I understand from having a quick chat with Emirates HR that a man and a woman have to be married to get a residents visa. However, I have also read these forums and know Dubai doesn't recognise gay couple relationships. We've been to Dubai on holiday for a number of years and know what it's like out there. We're very discrete, so I don't think that will be a problem.

It's just the visa issue I'm trying to work out. Even if my partner won't get a residence visa, could he just come and go every 30 days on a visitor's visa (he flys for a living, so that could be a possibility). Failing that, can you still buy apartments in Dubai with residence visas included? I think I saw some apartments where this was offered a while back.

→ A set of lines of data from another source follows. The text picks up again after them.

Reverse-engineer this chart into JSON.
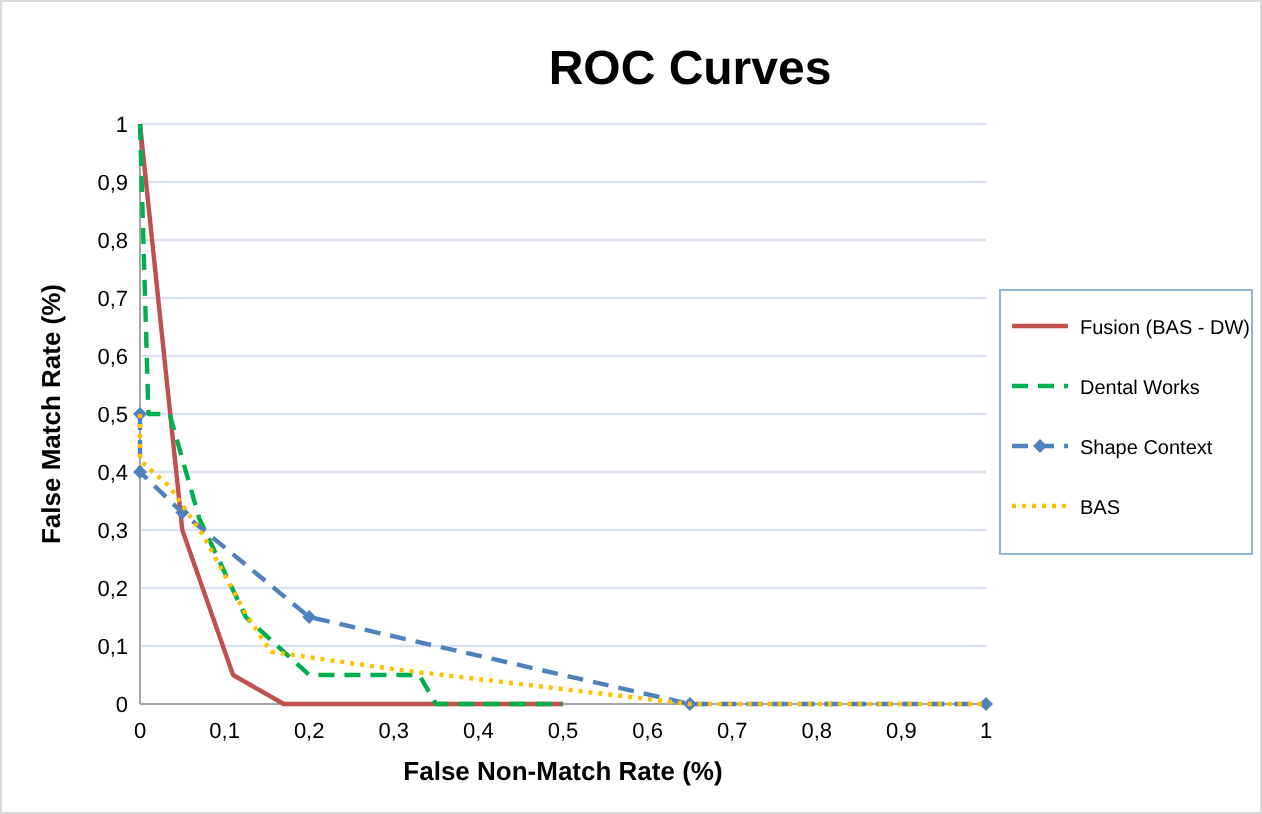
{
  "chart_data": {
    "type": "line",
    "title": "ROC Curves",
    "xlabel": "False Non-Match Rate (%)",
    "ylabel": "False Match Rate (%)",
    "xlim": [
      0,
      1
    ],
    "ylim": [
      0,
      1
    ],
    "xticks": [
      0,
      {
        "value": 0.1,
        "label": "0,1"
      },
      {
        "value": 0.2,
        "label": "0,2"
      },
      {
        "value": 0.3,
        "label": "0,3"
      },
      {
        "value": 0.4,
        "label": "0,4"
      },
      {
        "value": 0.5,
        "label": "0,5"
      },
      {
        "value": 0.6,
        "label": "0,6"
      },
      {
        "value": 0.7,
        "label": "0,7"
      },
      {
        "value": 0.8,
        "label": "0,8"
      },
      {
        "value": 0.9,
        "label": "0,9"
      },
      1
    ],
    "yticks": [
      0,
      {
        "value": 0.1,
        "label": "0,1"
      },
      {
        "value": 0.2,
        "label": "0,2"
      },
      {
        "value": 0.3,
        "label": "0,3"
      },
      {
        "value": 0.4,
        "label": "0,4"
      },
      {
        "value": 0.5,
        "label": "0,5"
      },
      {
        "value": 0.6,
        "label": "0,6"
      },
      {
        "value": 0.7,
        "label": "0,7"
      },
      {
        "value": 0.8,
        "label": "0,8"
      },
      {
        "value": 0.9,
        "label": "0,9"
      },
      1
    ],
    "grid": "y",
    "legend": "right",
    "series": [
      {
        "name": "Fusion (BAS - DW)",
        "color": "#c0504d",
        "line_style": "solid",
        "marker": "none",
        "x": [
          0,
          0.05,
          0.11,
          0.17,
          0.5
        ],
        "values": [
          1,
          0.3,
          0.05,
          0,
          0
        ]
      },
      {
        "name": "Dental Works",
        "color": "#00b050",
        "line_style": "dashed",
        "marker": "none",
        "x": [
          0,
          0.01,
          0.035,
          0.07,
          0.125,
          0.2,
          0.33,
          0.35,
          0.5
        ],
        "values": [
          1,
          0.5,
          0.5,
          0.32,
          0.15,
          0.05,
          0.05,
          0,
          0
        ]
      },
      {
        "name": "Shape Context",
        "color": "#4f81bd",
        "line_style": "dashed",
        "marker": "diamond",
        "x": [
          0,
          0,
          0.05,
          0.2,
          0.65,
          1
        ],
        "values": [
          0.5,
          0.4,
          0.33,
          0.15,
          0,
          0
        ]
      },
      {
        "name": "BAS",
        "color": "#ffc000",
        "line_style": "dotted",
        "marker": "none",
        "x": [
          0,
          0,
          0.035,
          0.075,
          0.125,
          0.155,
          0.3,
          0.65,
          1
        ],
        "values": [
          0.5,
          0.42,
          0.375,
          0.29,
          0.155,
          0.09,
          0.06,
          0,
          0
        ]
      }
    ]
  }
}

Any advice gratefully received!

Thanks all

Darren


----------



## Elphaba (Jan 24, 2008)

Darren

As you know, being gay is not recognised in Dubai and you would have to be very discrete. Your partner can ccome and go on a visitor visa for a while, but not indefinitely. Visit visas issued in Dubai are for 60 days, in just 30 days in Abu Dhabi. 

I'm afraid there are no guarantees regarding obtaining a resident visa by buying a property either. Some major developers have significant waiting lists and I suspect that will just get harder. 


-


----------